Militia - Power, Propaganda, Production!




Voilà déjà vingt-deux ans que le groupe flamand Militia, mené de main de maître par son leader Frank Gorissen, nous assène sa musique industrielle percussive dans la lignée des pionniers du genre que sont Test Dept., pour le plus grand bonheur des amateurs de ce style musical si particulier. Vingt-deux ans qu’ils martèlent inlassablement leurs instruments (fûts de pétrole, plaques de tôle, jantes de voitures, bétonneuse, tuyaux, et j’en passe), donnant lieu à des performances live mémorables (croyez-moi sur parole, il s’agit vraiment d’un groupe à ne pas louper en concert) et à plus d’une dizaine d’enregistrements sur divers supports. Vingt-deux ans qu’ils restent fidèles à leurs idéaux sociopolitiques, prônant un message éco-anarchiste que l’on retrouve aussi bien dans les samples vocaux de leur musique que dans le manifeste accompagnant leur album live judicieusement intitulé « Eco-Anarchic Manifesto ». Vingt-deux ans d’une aventure musicale et humaine visiblement pas prête de s’achever, mais qui pour l’heure se voit ponctuée d’un album plus abouti que jamais en termes de production, qui nous fait (re)découvrir un groupe au mieux de sa forme.

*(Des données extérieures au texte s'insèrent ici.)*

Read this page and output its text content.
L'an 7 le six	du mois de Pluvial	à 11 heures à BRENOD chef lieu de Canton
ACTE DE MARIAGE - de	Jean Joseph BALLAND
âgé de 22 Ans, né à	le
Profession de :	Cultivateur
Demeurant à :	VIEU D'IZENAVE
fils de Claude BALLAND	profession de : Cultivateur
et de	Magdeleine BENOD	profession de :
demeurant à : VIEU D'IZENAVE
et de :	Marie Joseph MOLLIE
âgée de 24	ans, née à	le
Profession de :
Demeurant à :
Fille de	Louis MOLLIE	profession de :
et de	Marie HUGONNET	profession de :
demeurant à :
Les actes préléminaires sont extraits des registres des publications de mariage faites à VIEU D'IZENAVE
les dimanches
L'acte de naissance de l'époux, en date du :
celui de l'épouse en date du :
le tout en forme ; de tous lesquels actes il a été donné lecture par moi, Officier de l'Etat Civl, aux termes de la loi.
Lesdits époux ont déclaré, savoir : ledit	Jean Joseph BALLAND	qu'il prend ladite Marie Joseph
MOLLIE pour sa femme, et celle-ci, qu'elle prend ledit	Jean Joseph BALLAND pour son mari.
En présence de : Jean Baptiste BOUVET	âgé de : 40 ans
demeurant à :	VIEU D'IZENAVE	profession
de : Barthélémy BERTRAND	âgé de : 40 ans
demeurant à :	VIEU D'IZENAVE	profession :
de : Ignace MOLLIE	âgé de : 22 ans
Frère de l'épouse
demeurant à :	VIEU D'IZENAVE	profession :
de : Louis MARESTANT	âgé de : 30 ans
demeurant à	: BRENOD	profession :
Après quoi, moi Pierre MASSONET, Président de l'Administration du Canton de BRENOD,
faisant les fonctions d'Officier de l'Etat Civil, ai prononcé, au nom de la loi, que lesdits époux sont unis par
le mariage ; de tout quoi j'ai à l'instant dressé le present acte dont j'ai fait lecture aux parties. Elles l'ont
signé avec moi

« We’re no longer the obedient sheep ! » Tel est le slogan lisible sur l’affiche accompagnant l’album, qui à lui seul résume à merveille l’état d’esprit du groupe (au même titre que tout l’artwork de l’album, il s’agit là de l’œuvre de la boîte de graphisme française Metastazis).  


Les membres de Militia ne sont en effet toujours pas décidés à rentrer dans le rang, et c’est tant mieux. La véritable musique industrielle, à l’inverse de ses ersatz dansants pour clubbers harnachés de latex, a toujours été à contre courant de la pensée unique et de la culture mainstream, et ce n’est pas près de changer. Ici, pas question de complaisance, ni dans les sons ni dans le discours (jugez-en par vous-même aux titres des morceaux : « The Undeniable Power of the Proletariat », « Power to the People », « Cash, Crash and Crisis »). Le message est clair. La musique, elle, sans rien perdre de la dureté de ses sonorités ni de la lourdeur de ses rythmiques, s’agrémente parfois de nappes de synthés et d’atmosphères plus éthérées (générées notamment par des instruments à vent industriels à base de tuyaux), qui ne font que ménager le calme avant la tempête, comme dans les morceaux « Abrupt Climate Change » ou « A Kite of Glass in a Blood Red Sky ».


« Power, Propaganda, Production ! » est un de ces disques dont l’écoute demeure toujours aussi jubilatoire à long terme. On n’a de cesse de tendre l’oreille pour déceler les innombrables subtilités que contiennent les morceaux, et le mix, d’une clarté remarquable en dépit du grand nombre d’instruments / sources sonores, permet de les distinguer aisément et ne sombre jamais dans le chaos ou la cacophonie comme c’est parfois le risque dans ce genre de musique (rendons hommage au passage au travail de l’ingénieur du son Joris Peeters du studio Bat Productions pour l’enregistrement et le mix, et à celui du leader du groupe en personne, Frank Gorissen, pour l’édition, le mix et le mastering).


Alors, vous êtes toujours là ? Qu’attendez-vous pour aller vous procurer cet album ?

Raoul Duke


Militia - Power, Propaganda, Production!